Is tree-building the main problem in implementing NUTS for gpu?
Can I provide methods that dynamically scale the number of replicas that I fit to NUTS? I was thinking about wrapping chainer calculations into a theano operation and use a buffer to hold the growing/shrinking number of replicas.
You need careful error correction to do stochastic gradient in HMC - I have no experience of how difficult/useful it would be.
Not sure I understand your usecase - what do you mean by all models?
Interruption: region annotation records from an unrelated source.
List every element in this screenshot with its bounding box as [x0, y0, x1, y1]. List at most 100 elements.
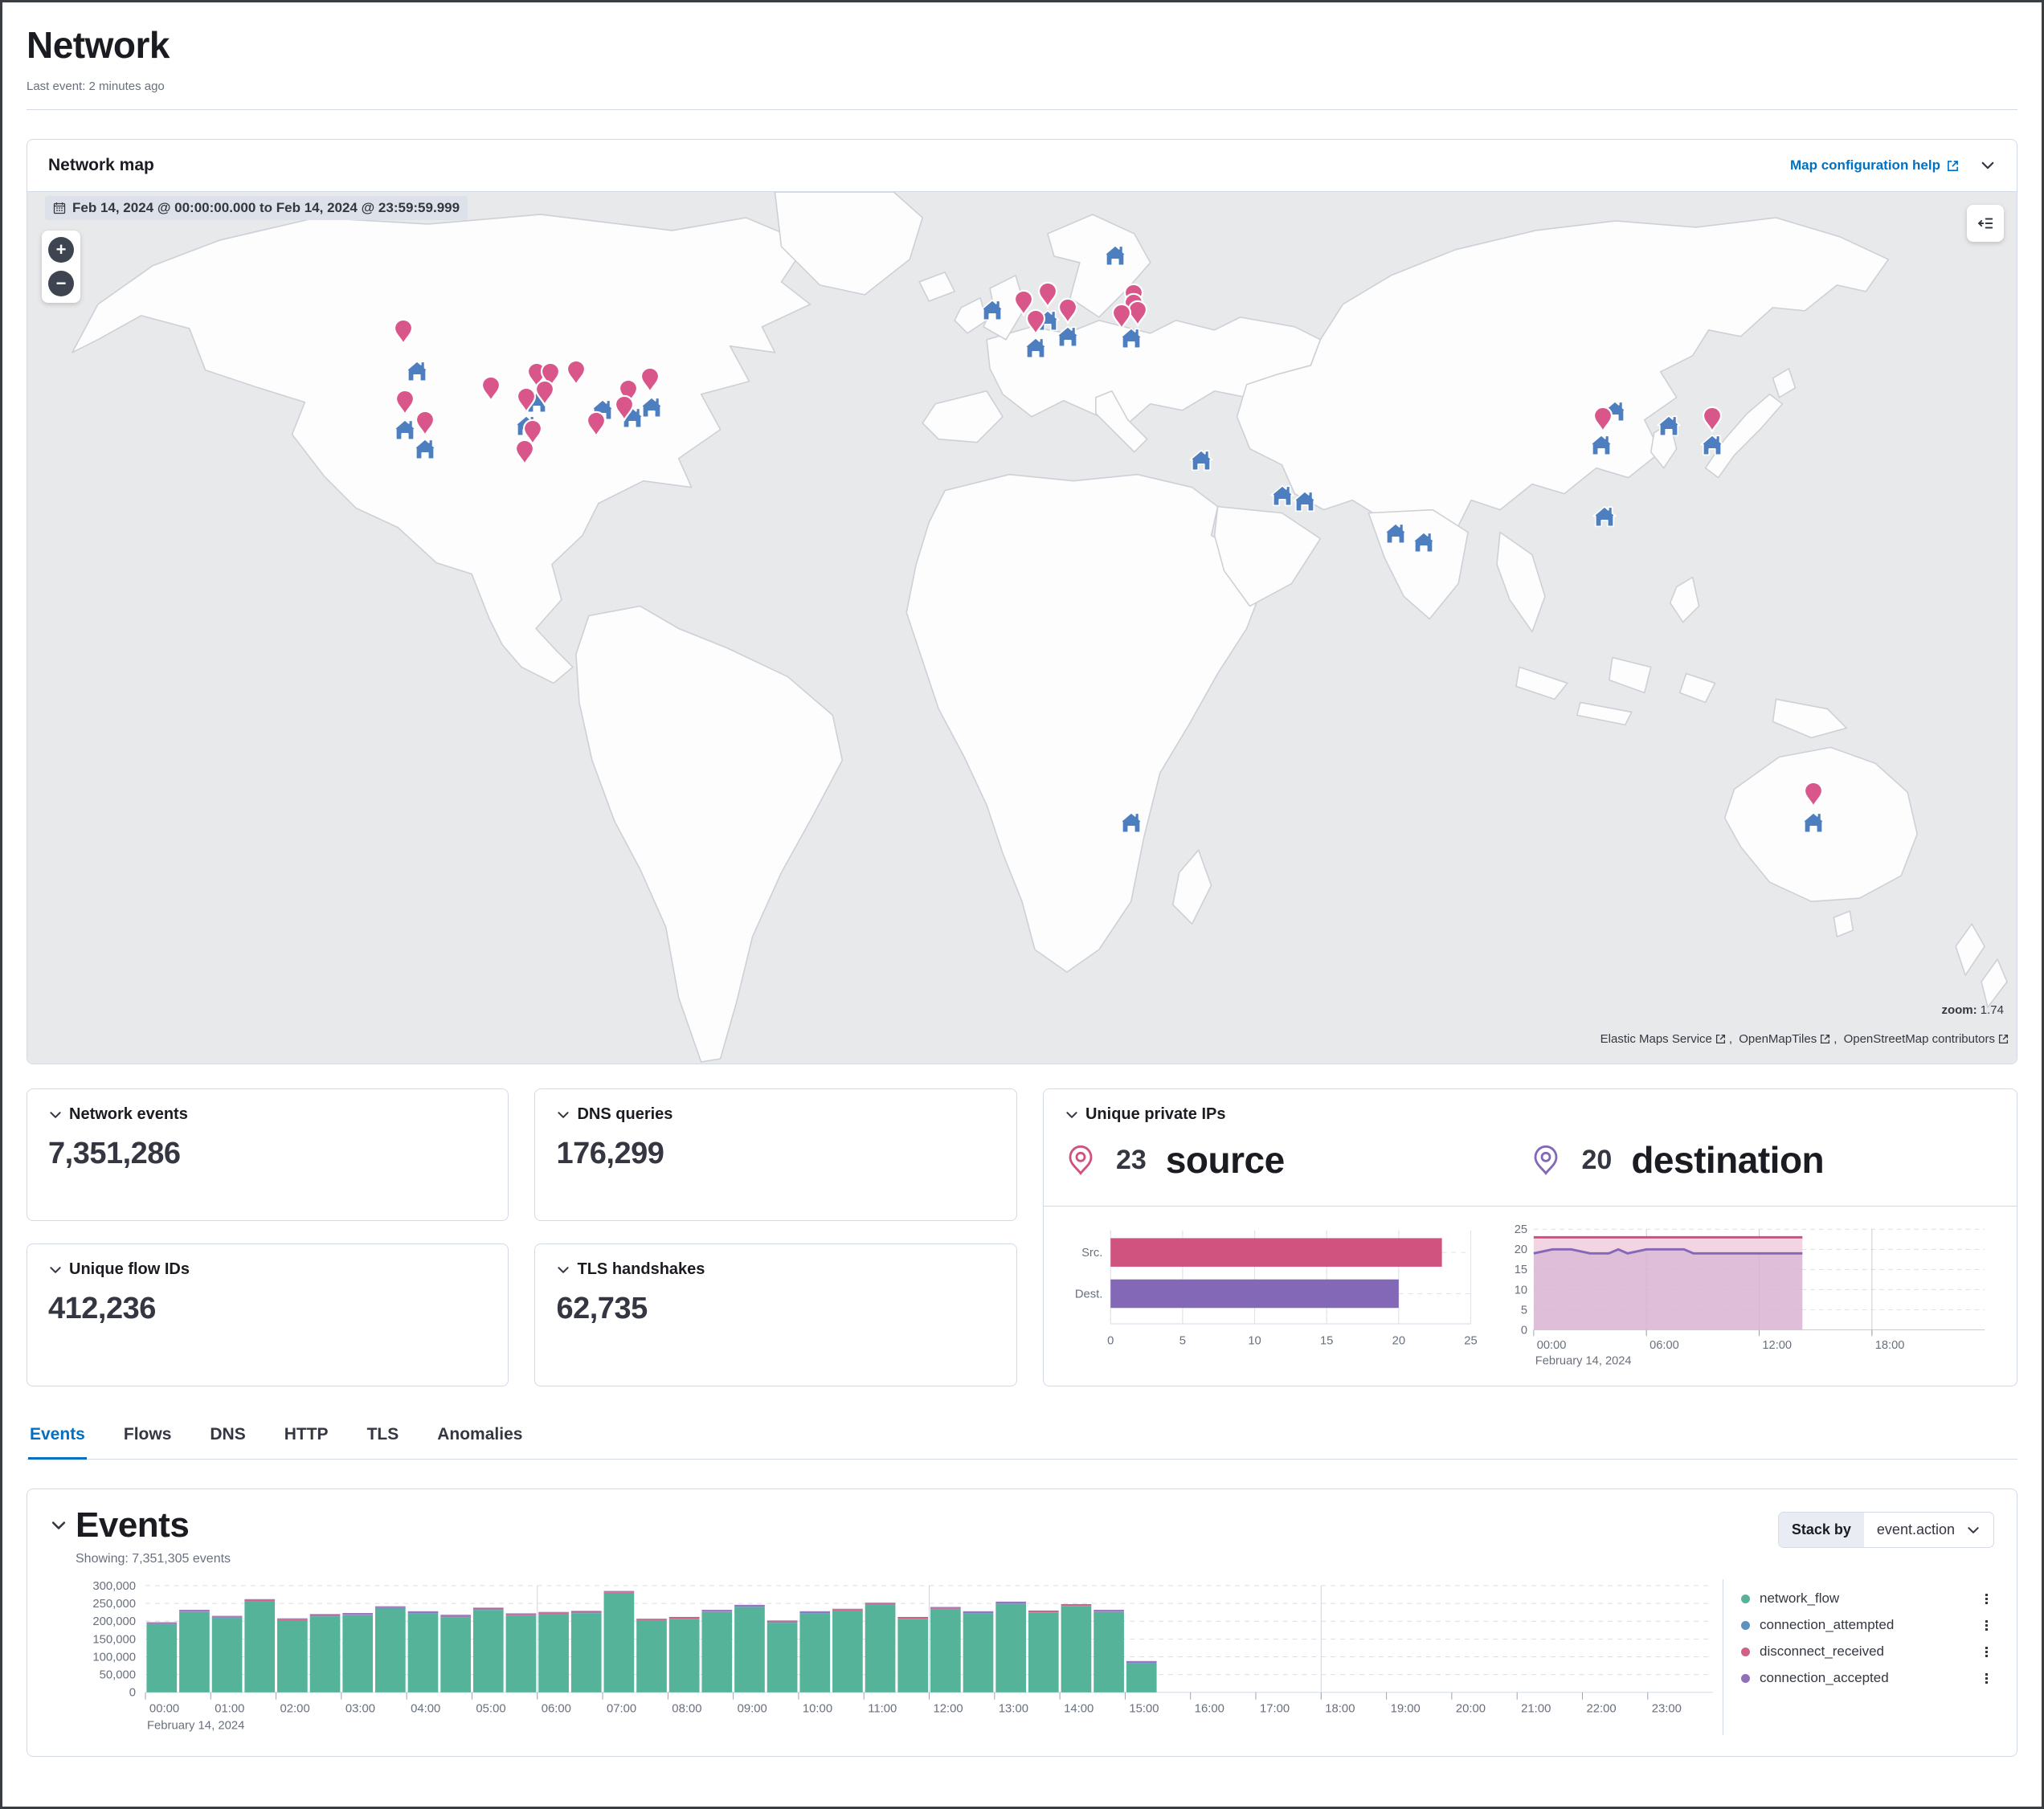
attribution-link[interactable]: OpenMapTiles [1739, 1032, 1830, 1046]
legend-color-dot [1741, 1594, 1750, 1603]
legend-label[interactable]: connection_accepted [1760, 1670, 1889, 1686]
host-marker-icon[interactable] [1383, 521, 1408, 549]
location-pin-icon[interactable] [586, 410, 607, 442]
svg-text:0: 0 [1107, 1335, 1114, 1348]
page-header: Network Last event: 2 minutes ago [2, 2, 2042, 110]
location-pin-icon[interactable] [1126, 300, 1148, 331]
collapse-ips-chevron-icon[interactable] [1065, 1108, 1079, 1122]
location-pin-icon[interactable] [1057, 297, 1078, 329]
host-marker-icon[interactable] [1118, 326, 1144, 354]
host-marker-icon[interactable] [639, 395, 664, 423]
unique-ips-area-chart[interactable]: 0 5 10 15 20 25 00:00 06:00 12:00 18:00 February 1… [1493, 1216, 1996, 1370]
tab-anomalies[interactable]: Anomalies [437, 1425, 523, 1444]
map-date-range-text: Feb 14, 2024 @ 00:00:00.000 to Feb 14, 2… [72, 200, 460, 215]
legend-actions-icon[interactable] [1984, 1645, 1989, 1659]
location-pin-icon[interactable] [639, 366, 660, 397]
host-marker-icon[interactable] [1656, 413, 1682, 441]
host-marker-icon[interactable] [404, 358, 430, 386]
legend-label[interactable]: disconnect_received [1760, 1644, 1884, 1660]
unique-ips-bar-chart[interactable]: 0 5 10 15 20 25 Src. Dest. [1065, 1216, 1493, 1370]
svg-text:02:00: 02:00 [280, 1703, 310, 1716]
location-pin-icon[interactable] [394, 389, 416, 420]
host-marker-icon[interactable] [1188, 448, 1214, 476]
tab-http[interactable]: HTTP [284, 1425, 329, 1444]
tab-flows[interactable]: Flows [123, 1425, 172, 1444]
location-pin-icon[interactable] [1110, 303, 1132, 333]
ips-panel-divider [1043, 1206, 2017, 1207]
location-pin-icon[interactable] [392, 318, 414, 349]
legend-label[interactable]: network_flow [1760, 1591, 1840, 1607]
zoom-in-button[interactable]: + [48, 237, 74, 263]
svg-text:19:00: 19:00 [1391, 1703, 1421, 1716]
location-pin-icon[interactable] [1013, 290, 1035, 321]
zoom-out-button[interactable]: − [48, 271, 74, 296]
collapse-stat-chevron-icon[interactable] [48, 1263, 63, 1277]
tab-events[interactable]: Events [28, 1420, 87, 1460]
tab-tls[interactable]: TLS [366, 1425, 399, 1444]
legend-label[interactable]: connection_attempted [1760, 1617, 1895, 1633]
host-marker-icon[interactable] [1102, 243, 1128, 272]
host-marker-icon[interactable] [979, 297, 1005, 325]
location-pin-icon[interactable] [1025, 309, 1047, 340]
location-pin-icon[interactable] [1037, 281, 1059, 312]
location-pin-icon[interactable] [1702, 406, 1723, 436]
location-pin-icon[interactable] [516, 386, 538, 417]
stats-section: Unique private IPs 23 source 20 destinat… [27, 1088, 2017, 1386]
location-pin-icon[interactable] [1803, 782, 1825, 812]
host-marker-icon[interactable] [1588, 432, 1614, 460]
map-attribution: Elastic Maps Service , OpenMapTiles , Op… [1600, 1032, 2009, 1046]
destination-ips-count: 20 [1581, 1144, 1613, 1175]
collapse-stat-chevron-icon[interactable] [556, 1108, 570, 1122]
svg-text:25: 25 [1464, 1335, 1477, 1348]
stack-by-select[interactable]: event.action [1863, 1513, 1993, 1547]
svg-text:06:00: 06:00 [542, 1703, 571, 1716]
location-pin-icon[interactable] [613, 394, 635, 425]
events-showing-count: Showing: 7,351,305 events [76, 1552, 231, 1566]
attribution-link[interactable]: OpenStreetMap contributors [1844, 1032, 2009, 1046]
host-marker-icon[interactable] [412, 437, 438, 465]
location-pin-icon[interactable] [566, 359, 587, 390]
location-pin-icon[interactable] [415, 410, 436, 441]
source-ips-count: 23 [1115, 1144, 1147, 1175]
svg-text:5: 5 [1179, 1335, 1186, 1348]
map-zoom-value: 1.74 [1980, 1003, 2004, 1017]
host-marker-icon[interactable] [1699, 432, 1725, 460]
host-marker-icon[interactable] [1269, 483, 1295, 511]
location-pin-icon[interactable] [514, 439, 536, 469]
legend-actions-icon[interactable] [1984, 1672, 1989, 1685]
svg-text:03:00: 03:00 [345, 1703, 375, 1716]
events-histogram[interactable]: 0 50,000 100,000 150,000 200,000 250,000 300,0… [50, 1579, 1723, 1734]
collapse-layers-icon [1977, 218, 1993, 229]
collapse-stat-chevron-icon[interactable] [48, 1108, 63, 1122]
svg-text:17:00: 17:00 [1260, 1703, 1290, 1716]
host-marker-icon[interactable] [392, 418, 418, 446]
destination-pin-icon [1535, 1145, 1558, 1176]
location-pin-icon[interactable] [533, 379, 555, 410]
attribution-link[interactable]: Elastic Maps Service [1600, 1032, 1726, 1046]
map-canvas[interactable]: Feb 14, 2024 @ 00:00:00.000 to Feb 14, 2… [27, 191, 2017, 1064]
svg-text:08:00: 08:00 [672, 1703, 701, 1716]
collapse-stat-chevron-icon[interactable] [556, 1263, 570, 1277]
collapse-layers-button[interactable] [1967, 205, 2004, 242]
host-marker-icon[interactable] [1592, 504, 1617, 532]
svg-text:12:00: 12:00 [1763, 1339, 1793, 1352]
collapse-panel-chevron-icon[interactable] [1980, 157, 1996, 174]
host-marker-icon[interactable] [1055, 325, 1081, 353]
legend-actions-icon[interactable] [1984, 1592, 1989, 1606]
location-pin-icon[interactable] [1592, 406, 1613, 436]
svg-text:04:00: 04:00 [411, 1703, 440, 1716]
host-marker-icon[interactable] [1411, 530, 1437, 558]
svg-text:25: 25 [1515, 1223, 1527, 1236]
host-marker-icon[interactable] [1023, 336, 1049, 364]
host-marker-icon[interactable] [1118, 810, 1144, 838]
map-configuration-help-link[interactable]: Map configuration help [1790, 157, 1959, 174]
legend-color-dot [1741, 1647, 1750, 1656]
svg-text:16:00: 16:00 [1195, 1703, 1224, 1716]
host-marker-icon[interactable] [1292, 489, 1318, 517]
collapse-events-chevron-icon[interactable] [50, 1517, 67, 1534]
host-marker-icon[interactable] [1801, 810, 1826, 838]
location-pin-icon[interactable] [480, 375, 501, 406]
chevron-down-icon [1968, 1526, 1979, 1533]
legend-actions-icon[interactable] [1984, 1619, 1989, 1632]
tab-dns[interactable]: DNS [210, 1425, 246, 1444]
The problem is tree building is a recursive and difficult to implement in theano (which is a static graph). So we move it into python land thus it will be run in CPU
What do you mean by replicas?
I will use fitting Y = X\beta as an example.
- Both X and Y are data.
-
\beta is the parameter that I am trying to find.
-
\mathcal{L}(\beta) is the log-likelihood function of the model
My goal is to find a value of \beta that maximizes \mathcal{L}(\beta).
I can use pymc3 to fit one replica of the model:
- Define one scalar prior R for \beta
- Give the theano operation for the log-likelihood \mathcal{L}(\beta) to NUTS.
- Run NUTS to sample \beta
Alternatively, I can use pymc3 to fit 10 replica of the model.
- The i^{\text{th}} replica is a Y = X\beta_{i} model with the same data X and Y.
- The ten priors R_{i} for the ten replicas have the same distribution.
- All ten replicas have the same log-likelihood function \mathcal{L}(\beta_{i})
- All ten replicas are independent. If I have a super-model that consists of all ten replicas, the log-likelihood function of the super-model is sum of log-likelihoods of all ten replicas, which is \mathcal{S}(\beta_{1}, \ldots, \beta_{10}) = \sum_{i} \mathcal{L}(\beta_{i}). This should be same as using an array of log-likelihoods (NUTS and array of log-likelihoods).
- Give the theano operation for the log-likelihood \mathcal{S}(\beta_{1}, \ldots, \beta_{10}) of the super-model to NUTS.
- Use NUTS to sample all ten \beta_{i} simultaneously.
- Combine the ten posterior distributions for all ten \beta_{i} to form one posterior distribution.
The end result should be same as fitting one replica of the model, except that I get a higher throughput. I plan to combine the matrix multiplication step in all the replicas into one big matrix multiplication step on the gpu.
Ok … NUTS doesn’t know this. The mass matrix would be 10^{2} times larger. Hopefully theano can schedule that on the gpu.